ScipyMinimize

class ScipyMinimize

Classical optimizer for QAOA circuit parameters using scipy.optimize.minimize().

Wraps SciPy's minimization routines to tune the variational parameters of the QAOA ansatz circuit. Assign an instance of this class to minimize to use it (it is also the default).

Methods

__init__

Initialize a ScipyMinimize optimizer.

Attributes

method

Optimization method passed to scipy.optimize.minimize().

tol

Tolerance for termination, passed as the tol argument to scipy.optimize.minimize().

x0

Initial parameter values.

options

Additional options forwarded as the options argument to scipy.optimize.minimize() (e.g., {"maxiter": 500}).

__call__(
func: Callable[[list[float]], float],
num_parameters: int,
*,
dry_run: bool = False,
) ScipyMinimizeResult | None

Run the SciPy minimization.

パラメータ:
  • func (Callable[[list[float]], float]) -- Objective function that maps a list of circuit parameters to a scalar cost.

  • num_parameters (int) -- Number of variational parameters to optimize.

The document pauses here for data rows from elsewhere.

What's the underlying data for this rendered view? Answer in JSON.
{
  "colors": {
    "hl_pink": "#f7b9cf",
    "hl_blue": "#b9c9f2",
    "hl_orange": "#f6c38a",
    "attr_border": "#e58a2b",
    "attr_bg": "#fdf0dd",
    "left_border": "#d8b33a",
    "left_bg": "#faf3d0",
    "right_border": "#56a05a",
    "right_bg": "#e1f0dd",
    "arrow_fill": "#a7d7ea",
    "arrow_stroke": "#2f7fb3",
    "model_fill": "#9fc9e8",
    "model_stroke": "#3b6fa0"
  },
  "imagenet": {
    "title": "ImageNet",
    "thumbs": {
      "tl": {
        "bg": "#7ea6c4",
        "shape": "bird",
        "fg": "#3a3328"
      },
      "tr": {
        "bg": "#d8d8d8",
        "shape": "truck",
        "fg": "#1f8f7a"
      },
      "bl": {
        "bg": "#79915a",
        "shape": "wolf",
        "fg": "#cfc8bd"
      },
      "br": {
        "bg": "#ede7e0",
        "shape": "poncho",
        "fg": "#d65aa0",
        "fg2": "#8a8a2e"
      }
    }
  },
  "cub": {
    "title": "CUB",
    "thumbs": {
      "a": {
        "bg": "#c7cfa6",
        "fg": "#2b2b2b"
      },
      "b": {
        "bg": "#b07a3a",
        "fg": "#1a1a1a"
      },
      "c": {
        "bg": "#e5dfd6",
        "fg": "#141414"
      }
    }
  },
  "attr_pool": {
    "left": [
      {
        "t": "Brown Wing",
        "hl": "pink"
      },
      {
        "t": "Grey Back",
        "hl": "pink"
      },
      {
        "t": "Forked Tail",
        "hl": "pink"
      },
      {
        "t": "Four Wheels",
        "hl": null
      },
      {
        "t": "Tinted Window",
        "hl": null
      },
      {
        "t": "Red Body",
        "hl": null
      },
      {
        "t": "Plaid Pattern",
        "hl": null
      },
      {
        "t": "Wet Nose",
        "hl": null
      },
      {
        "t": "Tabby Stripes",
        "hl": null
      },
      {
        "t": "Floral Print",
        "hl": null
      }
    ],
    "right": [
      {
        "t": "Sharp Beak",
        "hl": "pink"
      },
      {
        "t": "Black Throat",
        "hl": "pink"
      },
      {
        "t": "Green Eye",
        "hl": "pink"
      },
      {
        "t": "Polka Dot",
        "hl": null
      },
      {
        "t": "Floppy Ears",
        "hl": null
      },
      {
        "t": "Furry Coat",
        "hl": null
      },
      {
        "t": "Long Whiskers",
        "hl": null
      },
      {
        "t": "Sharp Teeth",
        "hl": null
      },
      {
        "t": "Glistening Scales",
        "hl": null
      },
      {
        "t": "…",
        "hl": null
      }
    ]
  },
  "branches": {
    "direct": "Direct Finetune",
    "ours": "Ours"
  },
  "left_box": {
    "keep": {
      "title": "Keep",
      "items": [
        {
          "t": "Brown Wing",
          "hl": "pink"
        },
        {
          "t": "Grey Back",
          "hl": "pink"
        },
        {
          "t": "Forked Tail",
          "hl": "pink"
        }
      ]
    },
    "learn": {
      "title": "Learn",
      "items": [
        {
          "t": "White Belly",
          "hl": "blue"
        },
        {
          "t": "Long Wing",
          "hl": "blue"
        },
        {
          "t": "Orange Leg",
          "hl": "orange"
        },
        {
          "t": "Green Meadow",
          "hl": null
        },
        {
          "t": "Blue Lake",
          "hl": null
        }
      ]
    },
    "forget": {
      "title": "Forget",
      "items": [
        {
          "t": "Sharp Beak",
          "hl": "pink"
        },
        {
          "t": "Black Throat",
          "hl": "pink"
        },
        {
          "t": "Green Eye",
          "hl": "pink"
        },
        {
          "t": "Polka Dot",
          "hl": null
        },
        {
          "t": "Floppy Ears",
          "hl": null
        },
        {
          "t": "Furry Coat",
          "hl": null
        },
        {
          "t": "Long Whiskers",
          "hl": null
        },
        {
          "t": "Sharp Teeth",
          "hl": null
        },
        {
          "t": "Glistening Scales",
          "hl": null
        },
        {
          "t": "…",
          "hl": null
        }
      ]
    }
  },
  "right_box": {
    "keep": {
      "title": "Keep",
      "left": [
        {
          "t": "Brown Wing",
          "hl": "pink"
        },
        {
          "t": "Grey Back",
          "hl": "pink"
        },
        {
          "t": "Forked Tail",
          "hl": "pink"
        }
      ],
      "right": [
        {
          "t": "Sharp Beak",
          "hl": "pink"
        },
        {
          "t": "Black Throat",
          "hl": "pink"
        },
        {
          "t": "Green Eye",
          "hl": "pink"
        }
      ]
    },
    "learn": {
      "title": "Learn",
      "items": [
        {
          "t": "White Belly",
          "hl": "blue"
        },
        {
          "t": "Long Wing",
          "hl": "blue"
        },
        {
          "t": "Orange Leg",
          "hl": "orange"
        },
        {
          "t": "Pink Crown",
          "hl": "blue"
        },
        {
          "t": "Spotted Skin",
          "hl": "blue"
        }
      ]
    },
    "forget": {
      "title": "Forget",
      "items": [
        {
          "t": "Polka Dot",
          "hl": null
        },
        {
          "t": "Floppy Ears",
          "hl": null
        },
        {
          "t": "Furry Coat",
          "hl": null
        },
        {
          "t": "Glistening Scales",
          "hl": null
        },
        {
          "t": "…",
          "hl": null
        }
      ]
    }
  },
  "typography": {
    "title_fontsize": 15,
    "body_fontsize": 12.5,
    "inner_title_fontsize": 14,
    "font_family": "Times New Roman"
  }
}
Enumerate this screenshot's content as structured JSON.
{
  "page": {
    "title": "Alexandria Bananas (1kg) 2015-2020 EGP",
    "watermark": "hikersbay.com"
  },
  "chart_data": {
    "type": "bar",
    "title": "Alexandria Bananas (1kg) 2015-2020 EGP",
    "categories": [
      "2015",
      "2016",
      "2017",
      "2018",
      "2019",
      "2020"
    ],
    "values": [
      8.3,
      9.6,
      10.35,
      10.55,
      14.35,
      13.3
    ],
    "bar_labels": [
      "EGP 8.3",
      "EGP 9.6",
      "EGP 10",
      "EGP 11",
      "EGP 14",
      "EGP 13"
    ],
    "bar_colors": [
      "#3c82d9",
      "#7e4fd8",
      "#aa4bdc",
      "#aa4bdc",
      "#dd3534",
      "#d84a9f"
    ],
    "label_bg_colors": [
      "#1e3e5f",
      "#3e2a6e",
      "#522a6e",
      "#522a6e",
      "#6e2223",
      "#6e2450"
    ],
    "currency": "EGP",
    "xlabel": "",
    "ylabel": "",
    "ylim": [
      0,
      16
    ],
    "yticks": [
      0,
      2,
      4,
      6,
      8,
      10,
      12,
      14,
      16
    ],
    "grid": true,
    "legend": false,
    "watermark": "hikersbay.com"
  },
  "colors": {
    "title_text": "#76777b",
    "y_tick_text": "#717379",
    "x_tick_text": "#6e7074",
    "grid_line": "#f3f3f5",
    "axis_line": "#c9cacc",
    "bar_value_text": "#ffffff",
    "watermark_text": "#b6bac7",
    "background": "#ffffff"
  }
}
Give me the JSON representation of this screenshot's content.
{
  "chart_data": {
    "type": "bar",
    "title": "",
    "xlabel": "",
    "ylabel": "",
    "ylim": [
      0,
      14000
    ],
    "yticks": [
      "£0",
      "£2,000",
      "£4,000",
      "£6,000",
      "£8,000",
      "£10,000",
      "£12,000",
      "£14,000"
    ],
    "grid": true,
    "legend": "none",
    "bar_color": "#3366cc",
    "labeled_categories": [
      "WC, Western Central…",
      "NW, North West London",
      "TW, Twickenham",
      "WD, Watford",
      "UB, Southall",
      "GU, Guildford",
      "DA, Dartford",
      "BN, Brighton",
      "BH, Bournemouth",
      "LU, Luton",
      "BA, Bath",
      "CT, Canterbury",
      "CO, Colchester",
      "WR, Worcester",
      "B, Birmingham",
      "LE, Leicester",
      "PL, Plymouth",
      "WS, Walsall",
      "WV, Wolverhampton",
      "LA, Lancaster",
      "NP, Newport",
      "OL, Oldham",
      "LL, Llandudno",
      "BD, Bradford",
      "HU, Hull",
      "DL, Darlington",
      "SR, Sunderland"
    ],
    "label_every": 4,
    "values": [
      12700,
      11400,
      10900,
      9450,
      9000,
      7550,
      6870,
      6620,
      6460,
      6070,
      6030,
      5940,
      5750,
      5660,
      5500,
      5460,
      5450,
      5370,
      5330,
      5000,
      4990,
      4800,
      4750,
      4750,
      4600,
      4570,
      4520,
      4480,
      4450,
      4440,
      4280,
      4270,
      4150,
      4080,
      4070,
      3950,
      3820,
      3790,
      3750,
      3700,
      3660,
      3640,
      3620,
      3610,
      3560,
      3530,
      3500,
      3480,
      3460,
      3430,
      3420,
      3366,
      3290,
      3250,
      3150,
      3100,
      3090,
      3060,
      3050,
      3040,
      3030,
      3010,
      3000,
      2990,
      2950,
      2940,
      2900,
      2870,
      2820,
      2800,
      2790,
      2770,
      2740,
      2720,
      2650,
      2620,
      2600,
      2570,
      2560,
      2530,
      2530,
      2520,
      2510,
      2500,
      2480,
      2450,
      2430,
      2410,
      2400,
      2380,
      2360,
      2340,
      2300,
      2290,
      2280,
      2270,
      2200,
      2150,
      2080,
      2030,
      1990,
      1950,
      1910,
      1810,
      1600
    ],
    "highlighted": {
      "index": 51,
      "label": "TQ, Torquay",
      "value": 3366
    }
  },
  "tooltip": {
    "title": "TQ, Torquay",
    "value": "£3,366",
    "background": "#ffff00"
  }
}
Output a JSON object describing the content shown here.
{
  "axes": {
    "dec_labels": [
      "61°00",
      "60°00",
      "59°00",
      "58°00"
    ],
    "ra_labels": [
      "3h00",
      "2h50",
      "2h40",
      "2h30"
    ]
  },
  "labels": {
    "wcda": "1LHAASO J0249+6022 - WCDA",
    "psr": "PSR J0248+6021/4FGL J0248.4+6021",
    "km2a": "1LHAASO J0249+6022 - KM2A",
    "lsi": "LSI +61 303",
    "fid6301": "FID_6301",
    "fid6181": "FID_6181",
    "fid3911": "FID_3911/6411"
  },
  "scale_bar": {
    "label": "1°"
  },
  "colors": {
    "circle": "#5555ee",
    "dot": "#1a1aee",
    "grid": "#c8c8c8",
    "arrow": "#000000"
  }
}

  • dry_run (bool) -- If True, validate inputs without running the optimizer and return None.

戻り値:

The optimization result, or None if dry_run is True.

戻り値の型:

ScipyMinimizeResult | None

__init__(
method: str = 'COBYLA',
tol: float | None = None,
x0: list[float] | None = None,
options: ScipyMinimizeOptions | None = None,
) None

Initialize a ScipyMinimize optimizer.

パラメータ:
  • method (str) -- Optimization method. Defaults to "COBYLA".

  • tol (float | None) -- Tolerance for termination. If None, the optimizer's default is used.

  • x0 (list[float] | None) -- Initial parameter values. Must have at least as many elements as the number of circuit parameters. If None, values are drawn uniformly at random from [0, 1).

  • options (ScipyMinimizeOptions | None) -- Additional options forwarded as the options argument to scipy.optimize.minimize() (e.g., {"maxiter": 500}).

method: str

Optimization method passed to scipy.optimize.minimize(). Defaults to "COBYLA", which is derivative-free and well-suited for noisy quantum circuits. See the SciPy documentation for available methods.

options: ScipyMinimizeOptions | None

Additional options forwarded as the options argument to scipy.optimize.minimize() (e.g., {"maxiter": 500}).

tol: float | None

Tolerance for termination, passed as the tol argument to scipy.optimize.minimize(). If None, the optimizer's default is used.

x0: list[float] | None

Initial parameter values. Must have at least as many elements as the number of circuit parameters. If None, values are drawn uniformly at random from [0, 1).